İmam (a.s)'a: O, sizden sonra imam mıdır, diye sorduğumda İmam (a.s): "Evet, kim ona itaat ederse hidayet olur ve kim ona itaatsizlik ederse kâfir olur."

29- Muhammed bin Sînan şöyle diyor: İmam Kâzım (a.s) Irak'a götürülmeden bir yıl önce huzuruna vardım; oğlu Ali de önünde idi. Bana hitaben; ey Muhammed! diye buyurdu. Ben de: Lebbeyk! (Buyurun, hizmetinize hazırım) dedim. İmam (a.s): "Bu yıl bir olay olacaktır, ondan dolayı sabırsızlık gösterme!" diye buyurdu. Sonra başını aşağı eğip eliyle yere vurdu. Daha sonra başını kaldırarak şöyle buyurdu:

"Allah zalimleri saptıracaktır, Allah dilediğini yapar." (İbrahim/27)Arz ettim: Size feda olayım! Olay nedir? Buyurdu ki: "Kim (benden sonra) bu oğluma hakkı hususunda zulmeder ve onun imametini inkâr ederse aynen Hz. Ali bin Ebu Talib (a.s)'a hakkı hususunda zulmeden ve Hz. Muhammed (s.a.a)'den sonra onun imametini inkâr eden kimse gibi olur."

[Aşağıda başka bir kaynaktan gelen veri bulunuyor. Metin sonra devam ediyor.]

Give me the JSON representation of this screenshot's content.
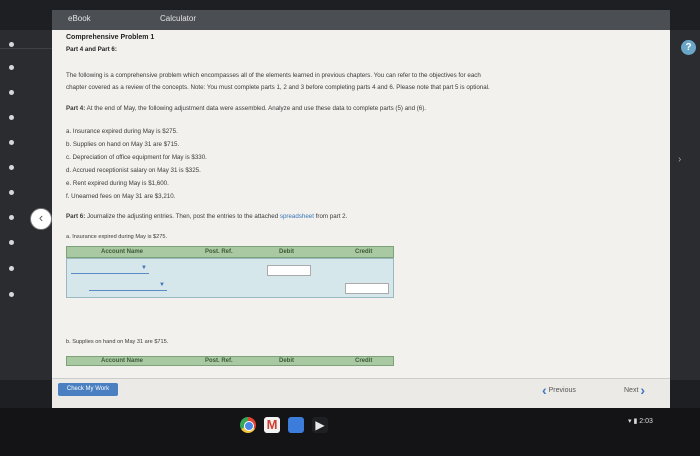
{
  "tabs": {
    "ebook": "eBook",
    "calculator": "Calculator"
  },
  "problem": {
    "title": "Comprehensive Problem 1",
    "subtitle": "Part 4 and Part 6:",
    "intro_line1": "The following is a comprehensive problem which encompasses all of the elements learned in previous chapters. You can refer to the objectives for each",
    "intro_line2": "chapter covered as a review of the concepts. Note: You must complete parts 1, 2 and 3 before completing parts 4 and 6. Please note that part 5 is optional.",
    "part4_label": "Part 4:",
    "part4_text": "At the end of May, the following adjustment data were assembled. Analyze and use these data to complete parts (5) and (6).",
    "items": [
      "a. Insurance expired during May is $275.",
      "b. Supplies on hand on May 31 are $715.",
      "c. Depreciation of office equipment for May is $330.",
      "d. Accrued receptionist salary on May 31 is $325.",
      "e. Rent expired during May is $1,600.",
      "f. Unearned fees on May 31 are $3,210."
    ],
    "part6_label": "Part 6:",
    "part6_text": "Journalize the adjusting entries. Then, post the entries to the attached",
    "part6_link": "spreadsheet",
    "part6_tail": "from part 2.",
    "entry_a": "a.  Insurance expired during May is $275.",
    "entry_b": "b.  Supplies on hand on May 31 are $715."
  },
  "table": {
    "account_name": "Account Name",
    "post_ref": "Post. Ref.",
    "debit": "Debit",
    "credit": "Credit"
  },
  "footer": {
    "check_label": "Check My Work",
    "previous_label": "Previous",
    "next_label": "Next"
  },
  "system": {
    "time": "2:03"
  },
  "colors": {
    "accent": "#4a7fc1",
    "table_header": "#a9c9a2",
    "table_body": "#d6e7ec"
  }
}
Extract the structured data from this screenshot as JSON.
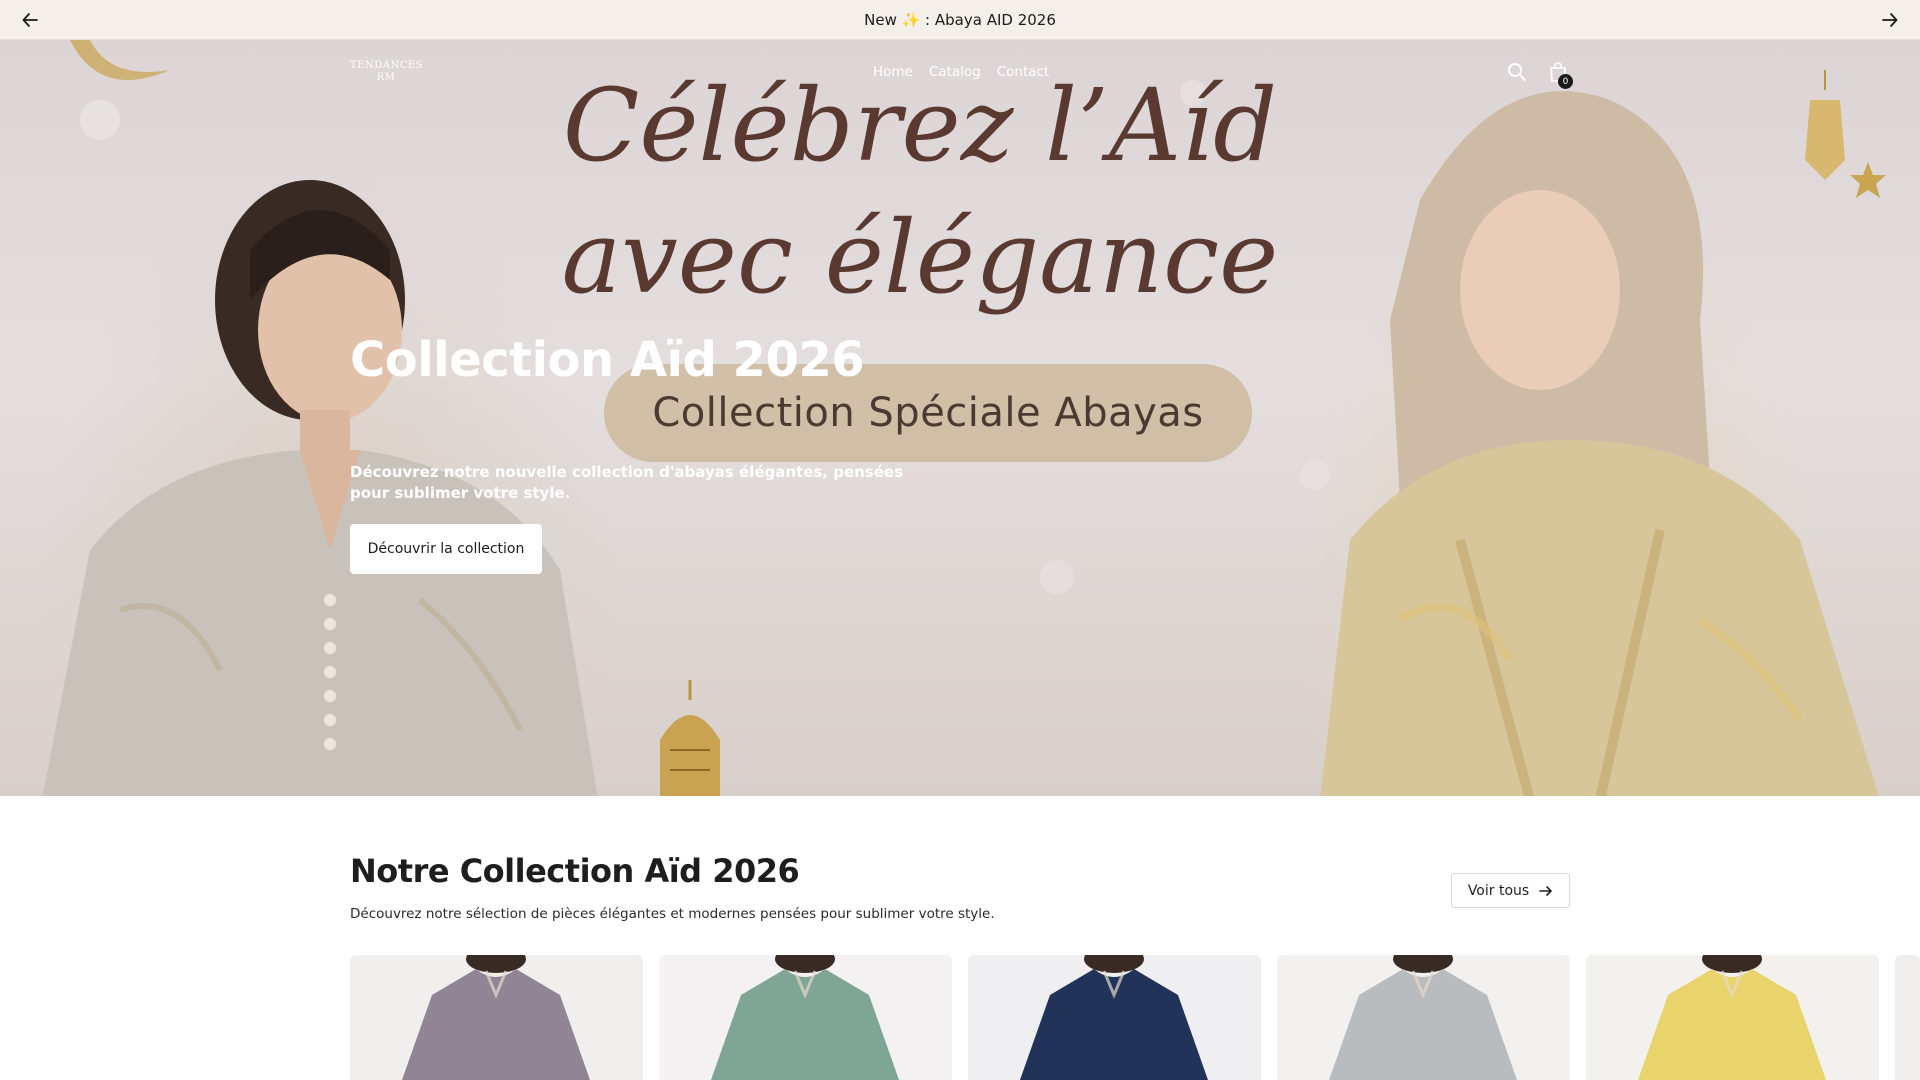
{
  "announcement": {
    "message": "New ✨ : Abaya AID 2026",
    "prev_icon": "arrow-left-icon",
    "next_icon": "arrow-right-icon"
  },
  "header": {
    "logo_line1": "TENDANCES",
    "logo_line2": "RM",
    "nav": [
      "Home",
      "Catalog",
      "Contact"
    ],
    "search_icon": "search-icon",
    "cart_icon": "shopping-bag-icon",
    "cart_count": "0"
  },
  "hero": {
    "script_line1": "Célébrez l’Aíd",
    "script_line2": "avec élégance",
    "pill_text": "Collection Spéciale Abayas",
    "title": "Collection Aïd 2026",
    "description": "Découvrez notre nouvelle collection d'abayas élégantes, pensées pour sublimer votre style.",
    "button_label": "Découvrir la collection"
  },
  "collection": {
    "title": "Notre Collection Aïd 2026",
    "description": "Découvrez notre sélection de pièces élégantes et modernes pensées pour sublimer votre style.",
    "view_all_label": "Voir tous",
    "view_all_icon": "arrow-right-icon",
    "products": [
      {
        "color": "#8f8594",
        "bg": "#f1eeee"
      },
      {
        "color": "#7fa595",
        "bg": "#f3f1f1"
      },
      {
        "color": "#22335a",
        "bg": "#efeef0"
      },
      {
        "color": "#b9bcbf",
        "bg": "#f2f1f0"
      },
      {
        "color": "#e9d36b",
        "bg": "#f3f1ee"
      }
    ]
  },
  "colors": {
    "announcement_bg": "#f4efe8",
    "script_text": "#5a3a30",
    "pill_bg": "#cbb496"
  }
}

Ravi diyor ki: İmam'ın bu sözleri söylemesiyle kendi ölümünden ve oğlunun imametliğinden haber verdiğini anladım. Bundan dolayı şöyle dedim: Allah'a and olsun ki, eğer Allah-u Teala bana uzun ömür verirse onun hakkını vereceğim, imametini ikrar edeceğim. Şehadet ederim ki o, sizden sonra Allah'ın, halkın üzerine hücceti ve onları Allah'ın dinine davet edendir.

İmam (a.s), bu sözlerime karşı şöyle buyurdu: "Ey Muhammed! Allah sana uzun ömür verecektir, sen halkı onun ve ondan sonraki imamın imametine davet edeceksin."

"Canım size feda olsun! Ondan sonraki imam kimdir?" diye sorduğumda; "Onun oğlu", buyurdular. Bunun üzerine arz ettim: Razı ve teslim oldum. İmam (a.s) buyurdu ki: Evet (doğru söylüyorsun), seni Emir el-Müminin Ali (a.s)'ın kitabında böyle buldum. Sen, bizim Şialarımız arasında zifiri karanlık bir gecede parlayan şimşekten daha aşikârsın.

Sonra şöyle buyurdular: "Ey Muhammed! Mufazzal benim üns ve rahatlığım (samimi dostum) idi, sen de o iki imama (İmam Rıza ve İmam Cevad) üns ve rahatlık sebebi olacaksın. Ateşe sana dokunması, haramdır.”
———————————————————————————-

[1]- Soru soranın maksadı şöyle olabilir: Ben bu miktar sözle yetinmek istemiyorum, daha fazla açıklama yapmanızı ve açıkça beyan etmenizi ümit ediyorum. Yani; hükümetin görevlileri böyle bir sözü söyleyebilme hakkını İmam'dan almışlarmış. Yezid'in sözü de buna işarettir.
[2]- Bu olay, Hicri 179 yılının sonlarında İmam'ın, Hârun'un emri ile Medine'de yakalanması ve Basra'ya gönderilmesi zamanında vuku bulmuştur.